Because to me fragility or breakability is dangerous. To me, it’s dangerous to put everything out there. To me, it’s dangerous to breakdown in a heap of emotion or fragility because then I’m at risk for hurt, and I don’t especially enjoy being hurt. I honestly can’t say that I know anyone who does. To me, it’s dangerous to be fully fragile, and I think this to the point of being intensely apologetic whenever I do, apologetic for being fragile, and also apologetic to the person that I am being fragile with.
I think, or rather I know, that my biggest struggle is admitting that I am breakable. And despite the fact that I know I’m not alone in being breakable I still want to believe that I am invincible and unbreakable and emotionally indestructible. But I’m not. I am not invincible or unbreakable or emotionally indestructible because I Am Fragile. I. Am. Fragile. There, I said it. As scary as it is to admit, I just admitted it, right here, on my blog, for all the world to see. And I have the urge to delete it right now because I still don’t want to believe it, that I am breakable, that I am capable of breaking at all.
But I am breakable and fragile sometimes. I do have emotions; I do break; I do get hurt. And as scary as it is there is a beautiful thing about fragility. Like the ridges in a piece of broken glass, fragility shows the ridges and grooves of the real me. I have made some of my best friends through the minute amount of fragility that I show, and I know that fragility, or rather my comfortableness in being fragile with them, is a huge part of those friendships.

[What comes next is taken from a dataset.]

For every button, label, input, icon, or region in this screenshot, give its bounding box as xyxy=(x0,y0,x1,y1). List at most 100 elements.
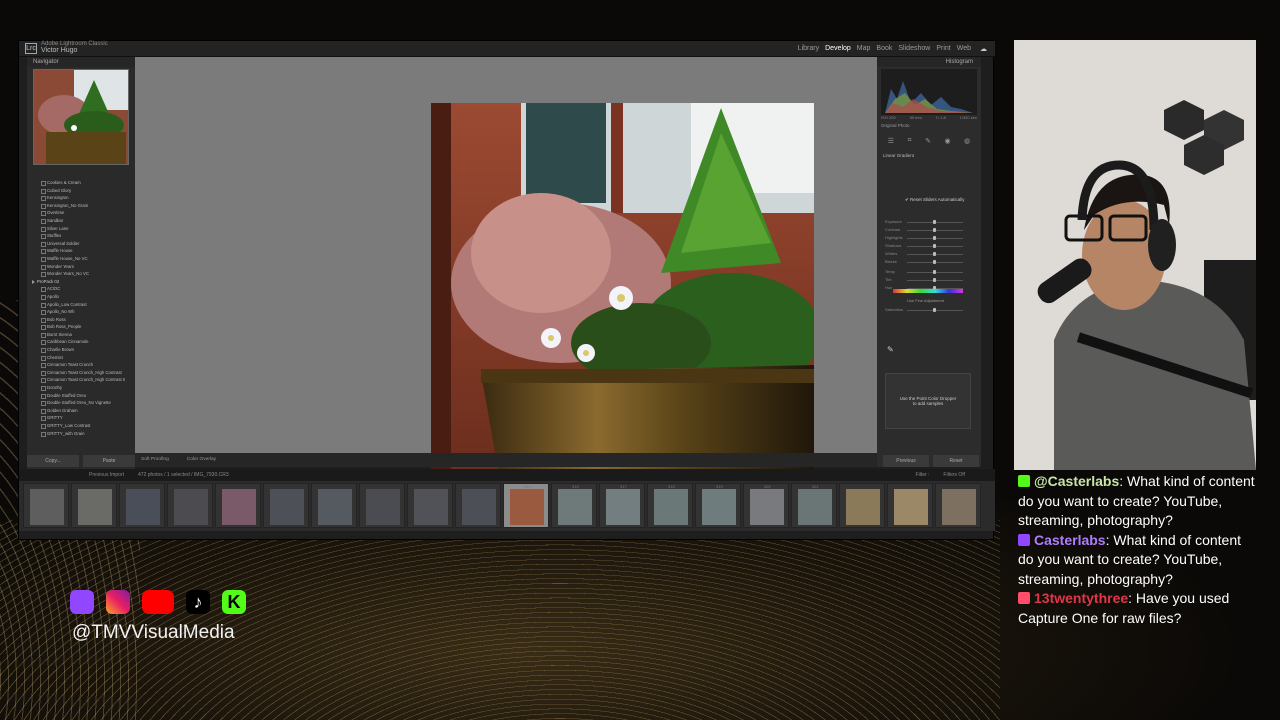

Now I wish that I could say that I will all of a sudden start being vulnerable and breakable around everyone, but I won’t because that’s a hard habit to break, a hard defense mechanism to outwit. And I’m trying; I’m trying so hard, but I’m just not to that point yet. I hope that within the course of this year I will at least get more comfortable with that and stop keeping all the people in my life at a distance. But for right now I’m satisfied with knowing and admitting, however grudgingly, that I am fragile and breakable, and I’m slowly working toward accepting that showing fragility is OK. Because broken glass is beautiful and so is the real, and fragile, me.